I've started l to realize that actual information worth reading is not available. Like I cant access in depth medical course or text book in engineering. Lots of beginner tutorials marketed as 7 minute abs.
Information is valuable and nobody gives it away for free. We have access to a worlds worth of crappy, unvetted trash information. But the vast majority of the good stuff is still locked away as it always was.
Why not? The common 'hack' is to join the wifi at your local uni if you don't have the necessary subscriptions for the platform but lots of stuff is open-access
That's true but what I meant was that when I went to school it opened my eyes to how there is internet information and then there's this other academic information. My own opinion is that I see a distinction between what I can learn online vs what I can learn with a text book. The internet is good at making me think I'm getting this massive access to knowledge when its really more superficial factoids rather than actually knowledge.

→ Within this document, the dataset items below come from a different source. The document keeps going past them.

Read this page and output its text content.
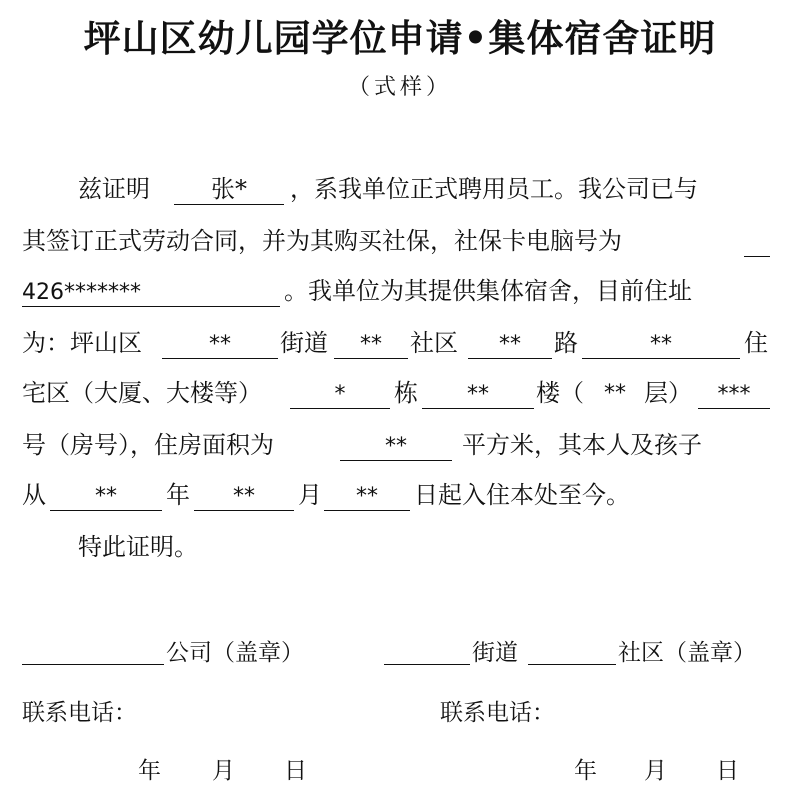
坪山区幼儿园学位申请•集体宿舍证明
（式样）
兹证明	张*	，系我单位正式聘用员工。我公司已与
其签订正式劳动合同，并为其购买社保，社保卡电脑号为
426*******	。我单位为其提供集体宿舍，目前住址
为：坪山区	**	街道	**	社区	**	路	**	住
宅区（大厦、大楼等）	*	栋	**	楼（ ** 层）	***
号（房号），住房面积为	**	平方米，其本人及孩子
从	**	年	**	月	**	日起入住本处至今。
特此证明。
公司（盖章）	街道	社区（盖章）
联系电话：	联系电话：
年 月 日	年 月 日
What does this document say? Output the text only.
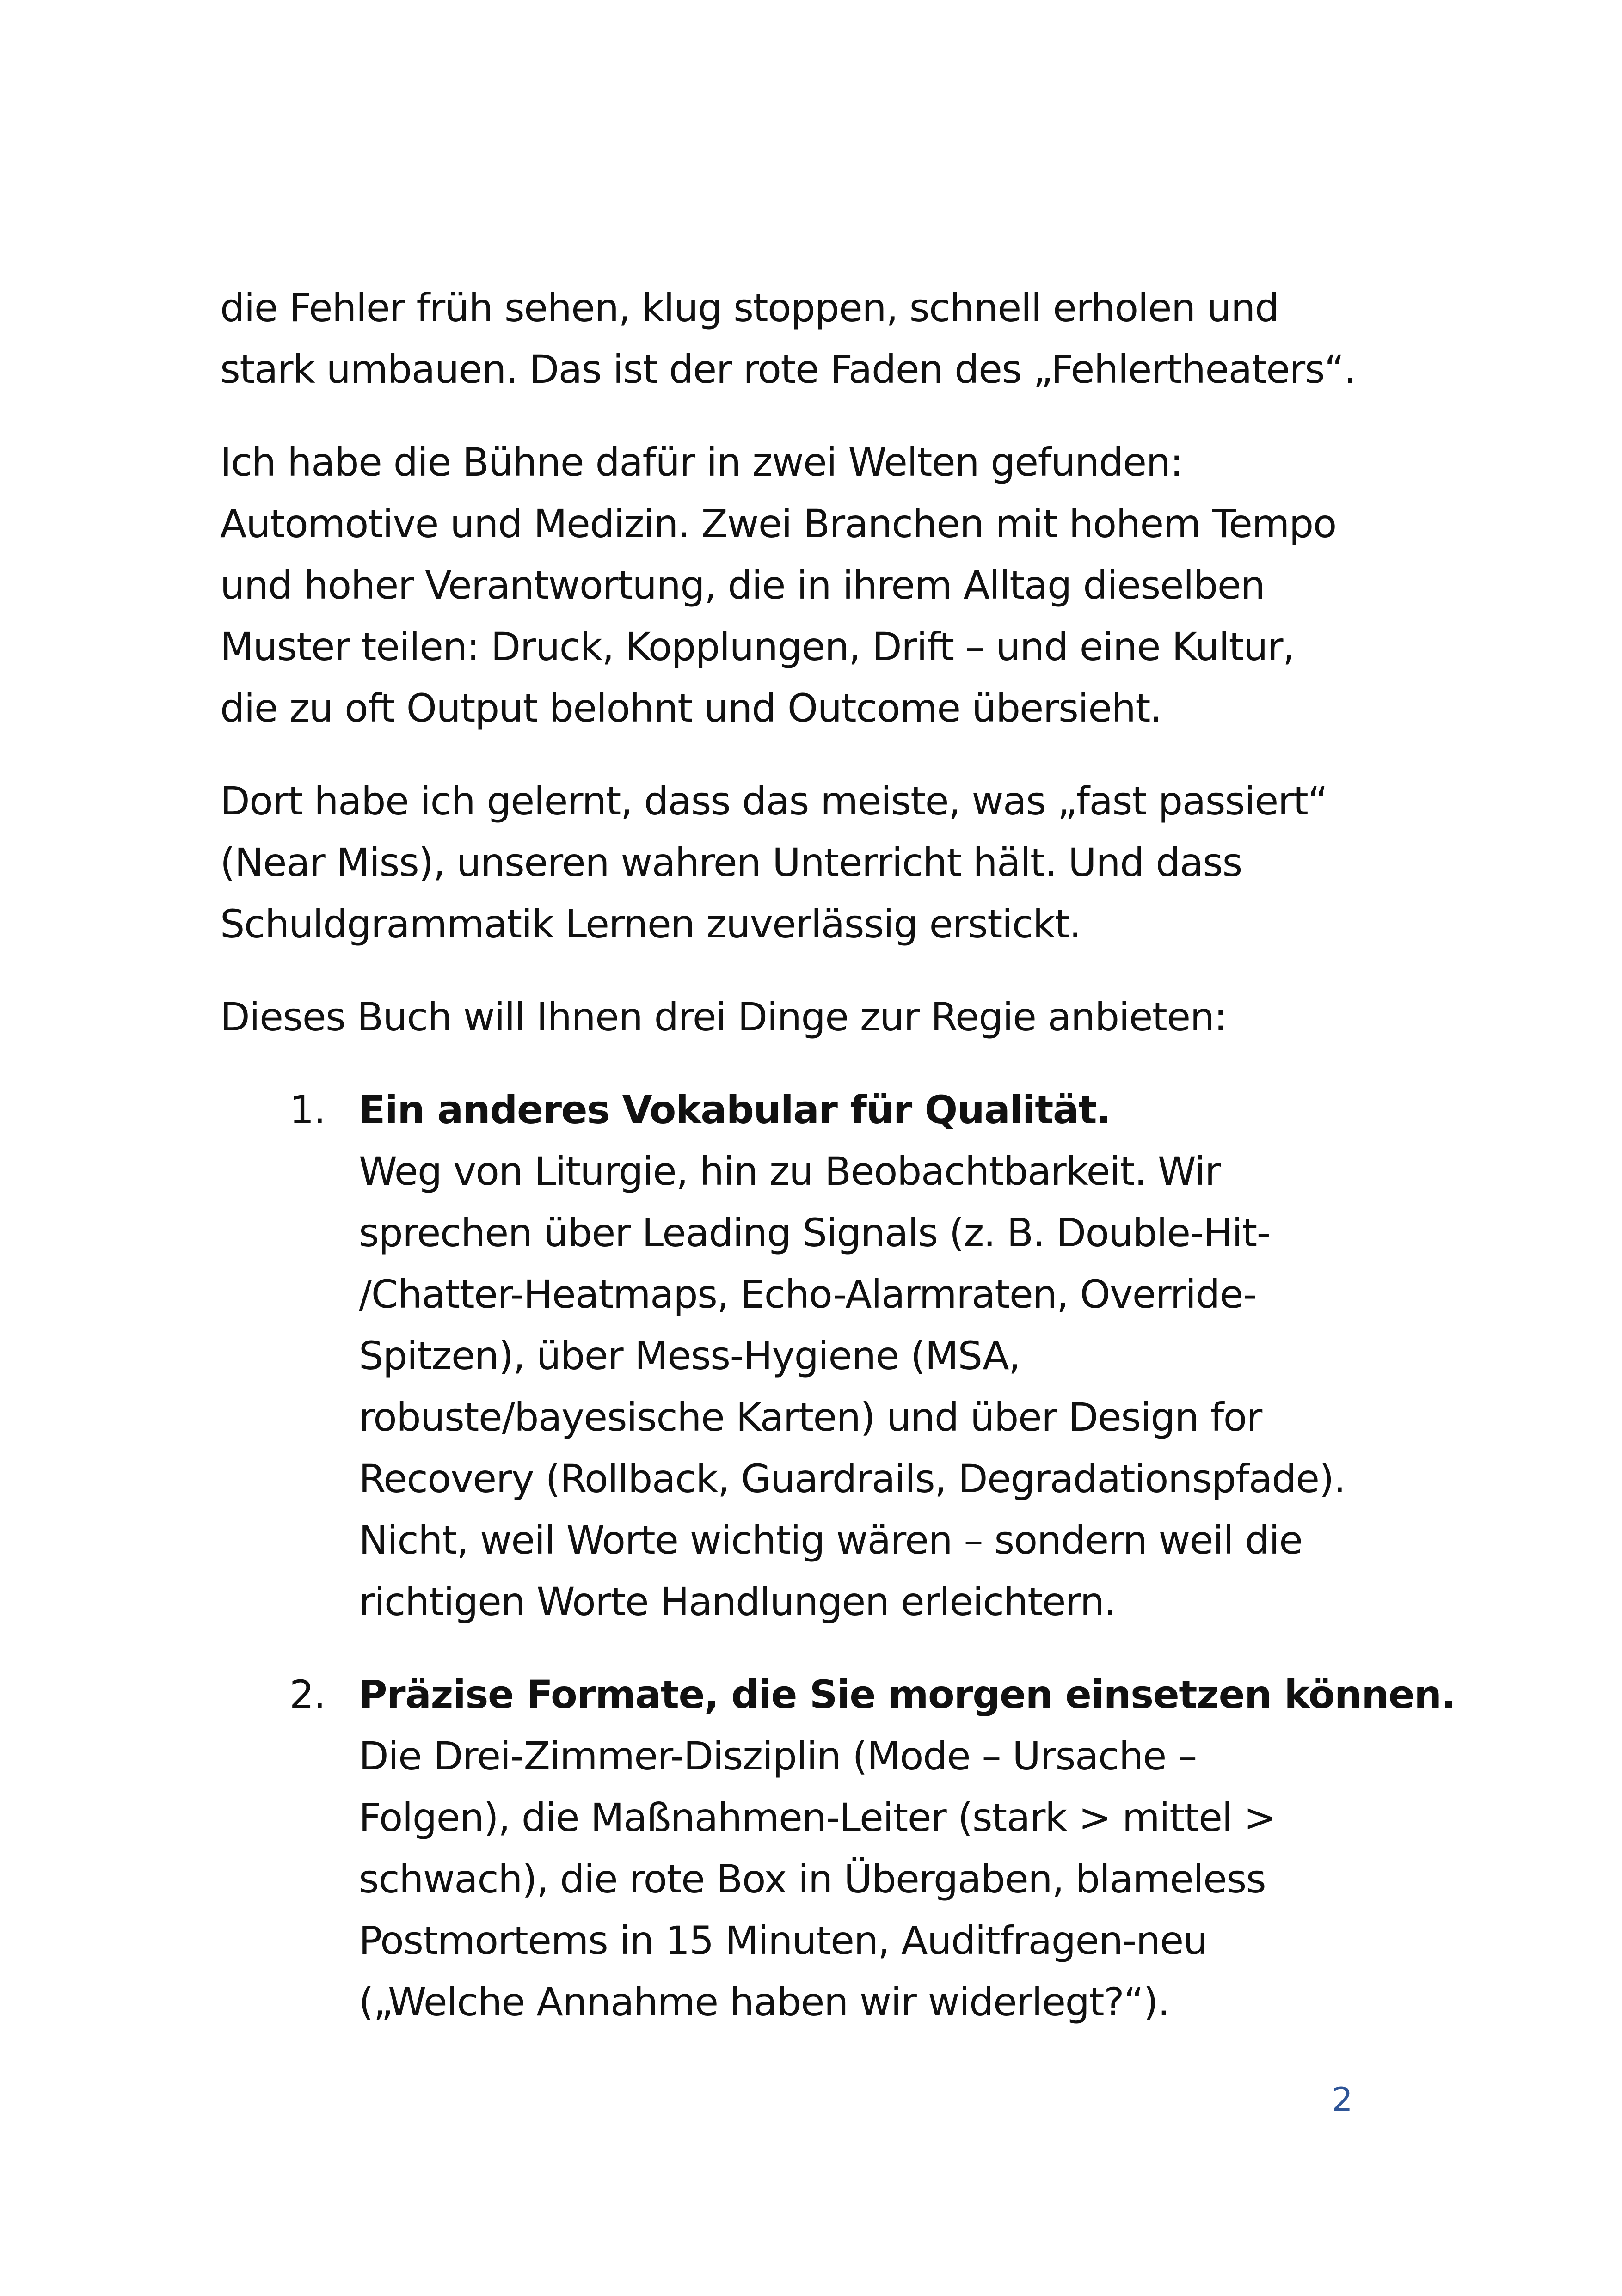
die Fehler früh sehen, klug stoppen, schnell erholen und
stark umbauen. Das ist der rote Faden des „Fehlertheaters“.

Ich habe die Bühne dafür in zwei Welten gefunden:
Automotive und Medizin. Zwei Branchen mit hohem Tempo
und hoher Verantwortung, die in ihrem Alltag dieselben
Muster teilen: Druck, Kopplungen, Drift – und eine Kultur,
die zu oft Output belohnt und Outcome übersieht.

Dort habe ich gelernt, dass das meiste, was „fast passiert“
(Near Miss), unseren wahren Unterricht hält. Und dass
Schuldgrammatik Lernen zuverlässig erstickt.

Dieses Buch will Ihnen drei Dinge zur Regie anbieten:

1. Ein anderes Vokabular für Qualität.
Weg von Liturgie, hin zu Beobachtbarkeit. Wir
sprechen über Leading Signals (z. B. Double-Hit-
/Chatter-Heatmaps, Echo-Alarmraten, Override-
Spitzen), über Mess-Hygiene (MSA,
robuste/bayesische Karten) und über Design for
Recovery (Rollback, Guardrails, Degradationspfade).
Nicht, weil Worte wichtig wären – sondern weil die
richtigen Worte Handlungen erleichtern.
2. Präzise Formate, die Sie morgen einsetzen können.
Die Drei-Zimmer-Disziplin (Mode – Ursache –
Folgen), die Maßnahmen-Leiter (stark > mittel >
schwach), die rote Box in Übergaben, blameless
Postmortems in 15 Minuten, Auditfragen-neu
(„Welche Annahme haben wir widerlegt?“).
2
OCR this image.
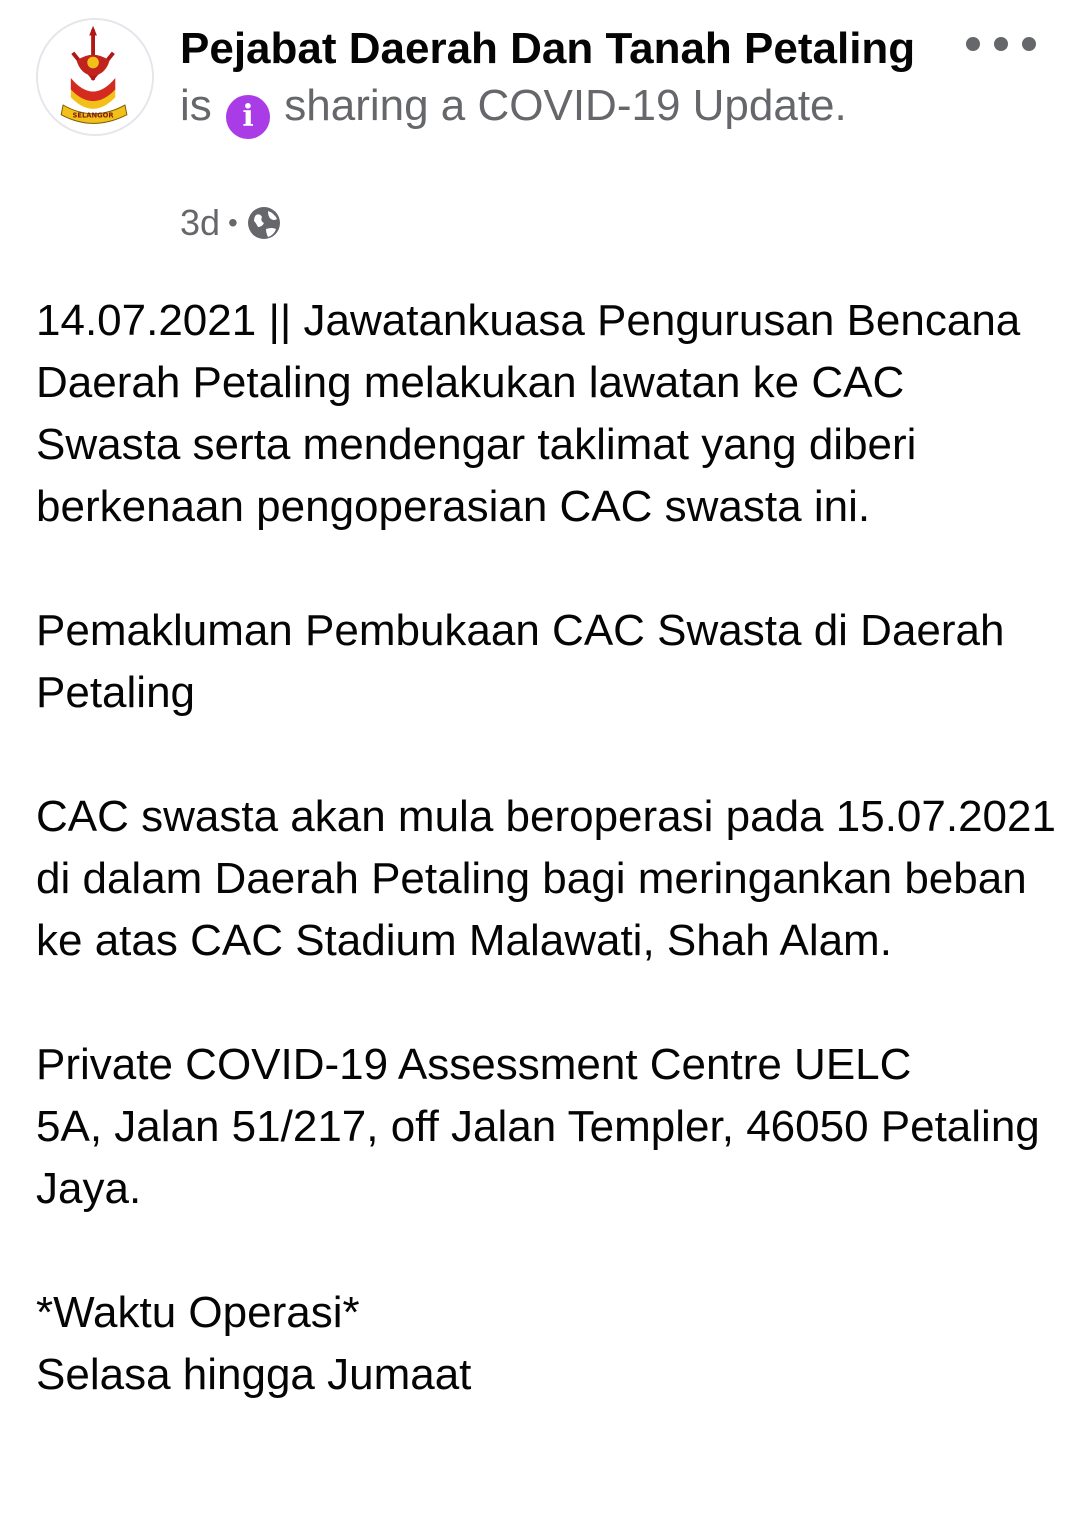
SELANGOR
Pejabat Daerah Dan Tanah Petaling is i sharing a COVID-19 Update.
3d •

14.07.2021 || Jawatankuasa Pengurusan Bencana Daerah Petaling melakukan lawatan ke CAC Swasta serta mendengar taklimat yang diberi berkenaan pengoperasian CAC swasta ini.

Pemakluman Pembukaan CAC Swasta di Daerah Petaling

CAC swasta akan mula beroperasi pada 15.07.2021 di dalam Daerah Petaling bagi meringankan beban ke atas CAC Stadium Malawati, Shah Alam.

Private COVID-19 Assessment Centre UELC
5A, Jalan 51/217, off Jalan Templer, 46050 Petaling Jaya.

*Waktu Operasi*

Selasa hingga Jumaat
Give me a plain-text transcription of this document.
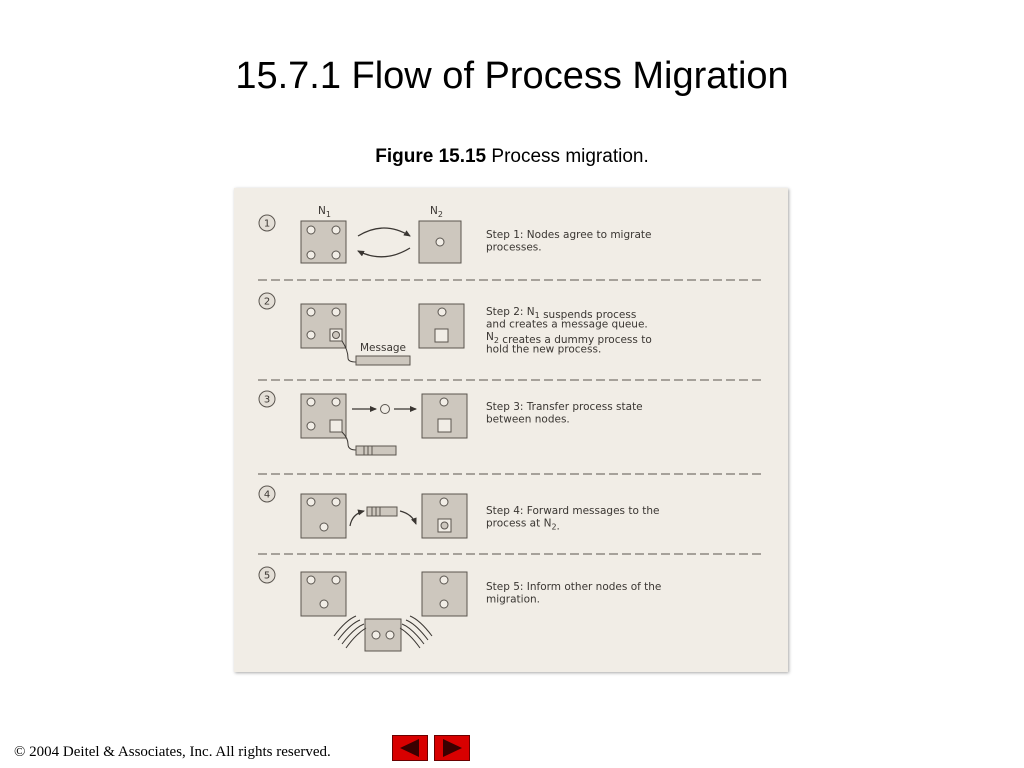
15.7.1 Flow of Process Migration
Figure 15.15 Process migration.
1
2
3
4
5
$N_1$	$N_2$
Message
Step 1: Nodes agree to migrate
processes.
Step 2: $N_1$ suspends process
and creates a message queue.
$N_2$ creates a dummy process to
hold the new process.
Step 3: Transfer process state
between nodes.
Step 4: Forward messages to the
process at $N_2$.
Step 5: Inform other nodes of the
migration.
© 2004 Deitel & Associates, Inc. All rights reserved.
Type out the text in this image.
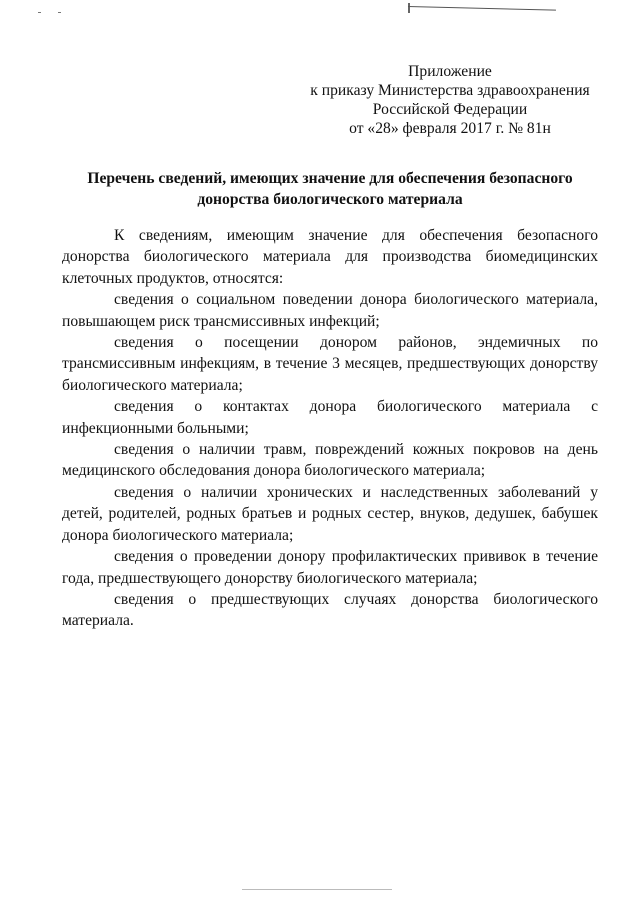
Приложение
к приказу Министерства здравоохранения
Российской Федерации
от «28» февраля 2017 г. № 81н
Перечень сведений, имеющих значение для обеспечения безопасного
донорства биологического материала

К сведениям, имеющим значение для обеспечения безопасного донорства биологического материала для производства биомедицинских клеточных продуктов, относятся:

сведения о социальном поведении донора биологического материала, повышающем риск трансмиссивных инфекций;

сведения о посещении донором районов, эндемичных по трансмиссивным инфекциям, в течение 3 месяцев, предшествующих донорству биологического материала;

сведения о контактах донора биологического материала с инфекционными больными;

сведения о наличии травм, повреждений кожных покровов на день медицинского обследования донора биологического материала;

сведения о наличии хронических и наследственных заболеваний у детей, родителей, родных братьев и родных сестер, внуков, дедушек, бабушек донора биологического материала;

сведения о проведении донору профилактических прививок в течение года, предшествующего донорству биологического материала;

сведения о предшествующих случаях донорства биологического материала.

And that's because knowledge is sold like anything else
I mean sites like library exist and provide large amounts of academic texts for free.
Can you get academic text books from a public library?
Since you mentioned you went to a school already (and assuming you meant some kind of post-secondary school); I do think it's outrageous that some schools limit full library access to only the time one is completing their studies. Lots of former students would benefit and since anyone with access through their employers is likely using the employer's library access, I can't imagine former students would significantly increase the cost of maintaining database access..
I got lucky and still have access through the alumni association at my uni, but I don't believe that's true at all schools.
depends a bit on the text book and library, but yes. that's kind of the point of university libraries (which you normally can also visit, as far as I am aware)
In fact, I just checked: my local uni library will give you a membership card for only a handful of bucks a year
Not my cancer research niche textbooks.